Data Processing Pipeline

The state estimator utilizes a sensor-specific, customizable data processing pipeline that implements the following functions:

  • preprocessing: performs any data preprocessing tasks that do not require the map of the environment, such as image feature extraction, point cloud down-sampling, etc.
  • odometry (incremental localization): estimates the robot's pose with respect to the local frame of the most recently created vertex in the pose graph.
  • mapping: generates a metric map of the environment from one or multiple sensor views.
  • vertex creation: determines whether a new vertex should be created, defines an associating local frame (usually the instant robot frame at which vertex is created), transforms the metric map to this frame and stores it into the vertex.
  • localization (map-based localization): given a target vertex, estimate the robot's pose with respect to the local frame of this vertex using its associated local map.

pipeline

These functions are called by the state estimator for topo-metric map construction and computing path following errors. The inputs to these functions depend on the current system state.

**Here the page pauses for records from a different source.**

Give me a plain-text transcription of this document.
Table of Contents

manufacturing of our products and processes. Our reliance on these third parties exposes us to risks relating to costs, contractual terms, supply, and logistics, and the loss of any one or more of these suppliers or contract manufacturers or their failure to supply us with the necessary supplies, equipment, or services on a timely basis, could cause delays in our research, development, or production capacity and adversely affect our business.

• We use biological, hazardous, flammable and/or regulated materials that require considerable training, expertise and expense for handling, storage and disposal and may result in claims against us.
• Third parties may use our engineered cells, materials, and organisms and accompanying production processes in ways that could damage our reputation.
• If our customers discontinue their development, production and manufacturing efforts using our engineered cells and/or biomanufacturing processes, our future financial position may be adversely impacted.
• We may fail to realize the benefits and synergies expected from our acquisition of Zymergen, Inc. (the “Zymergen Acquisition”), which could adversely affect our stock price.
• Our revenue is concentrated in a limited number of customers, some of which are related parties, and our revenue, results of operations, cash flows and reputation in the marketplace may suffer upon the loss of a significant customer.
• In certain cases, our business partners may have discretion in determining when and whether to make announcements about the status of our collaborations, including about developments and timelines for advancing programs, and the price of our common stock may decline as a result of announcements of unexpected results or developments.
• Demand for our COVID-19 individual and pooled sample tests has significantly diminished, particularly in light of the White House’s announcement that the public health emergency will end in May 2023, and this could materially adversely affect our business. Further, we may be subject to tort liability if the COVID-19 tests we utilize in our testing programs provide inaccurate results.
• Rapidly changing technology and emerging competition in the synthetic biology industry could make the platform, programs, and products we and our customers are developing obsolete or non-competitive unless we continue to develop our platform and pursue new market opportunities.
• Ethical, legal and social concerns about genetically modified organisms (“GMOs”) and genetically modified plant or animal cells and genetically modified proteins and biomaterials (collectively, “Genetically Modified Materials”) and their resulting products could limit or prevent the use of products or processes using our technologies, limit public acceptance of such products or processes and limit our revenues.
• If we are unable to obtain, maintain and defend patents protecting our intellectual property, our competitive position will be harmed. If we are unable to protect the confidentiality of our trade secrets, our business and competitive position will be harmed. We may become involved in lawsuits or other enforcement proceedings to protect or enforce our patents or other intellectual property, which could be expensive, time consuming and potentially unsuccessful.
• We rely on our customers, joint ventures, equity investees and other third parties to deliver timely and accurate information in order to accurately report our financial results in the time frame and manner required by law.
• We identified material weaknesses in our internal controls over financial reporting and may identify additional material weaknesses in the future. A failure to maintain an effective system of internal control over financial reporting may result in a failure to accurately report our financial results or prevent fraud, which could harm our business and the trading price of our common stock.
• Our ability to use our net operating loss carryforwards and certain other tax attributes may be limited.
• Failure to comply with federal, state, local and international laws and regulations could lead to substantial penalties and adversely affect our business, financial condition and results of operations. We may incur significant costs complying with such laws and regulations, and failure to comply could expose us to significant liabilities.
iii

TODO: LiDAR pipeline specification, Stereo-Camera pipeline specification

Localization Chain

During path following at the repeat phase, the state estimator is given a sequence of vertices as the planned route and needs to 1. come up with a prior estimate of the live robot pose with respect to the current vertex for localization and 2. decide when to switch to the next vertex in sequence. To this end, the VT&R3 state estimator uses a Localization Chain data structure to keep track of the important vertices in the pose graph and their respective transforms.

localization chain

We use a ‘tree’ model to name vertices in the chain, going from the trunk vertex (defined as the closest vertex spatially on the privileged path), through the branch (the closest vertex on the privileged path with a successfully estimated transform to the current path), twig (the corresponding vertex to the branch on the current path) and leaf (latest live vertex) vertices.

Web-Based Graphical User Interface

Please have a look at the tutorials in Launching VTR3 for how to use the GUI.

Model Predictive Controller

VT&R uses a model predictive controller (MPC) based on a corridor constraint to select appropriate velocity commands for the robot while driving autonomously. The MPC is used for two reasons 1) it allows the kinematic constraints of the robot to be considered and 2) it allows for paths the devaite from the teach, notably to avoid obstacles. MPC tuning is specific to each robot. However, we assume only kinematic inputs (a twist command) and delegate the low-level control to each robot individually.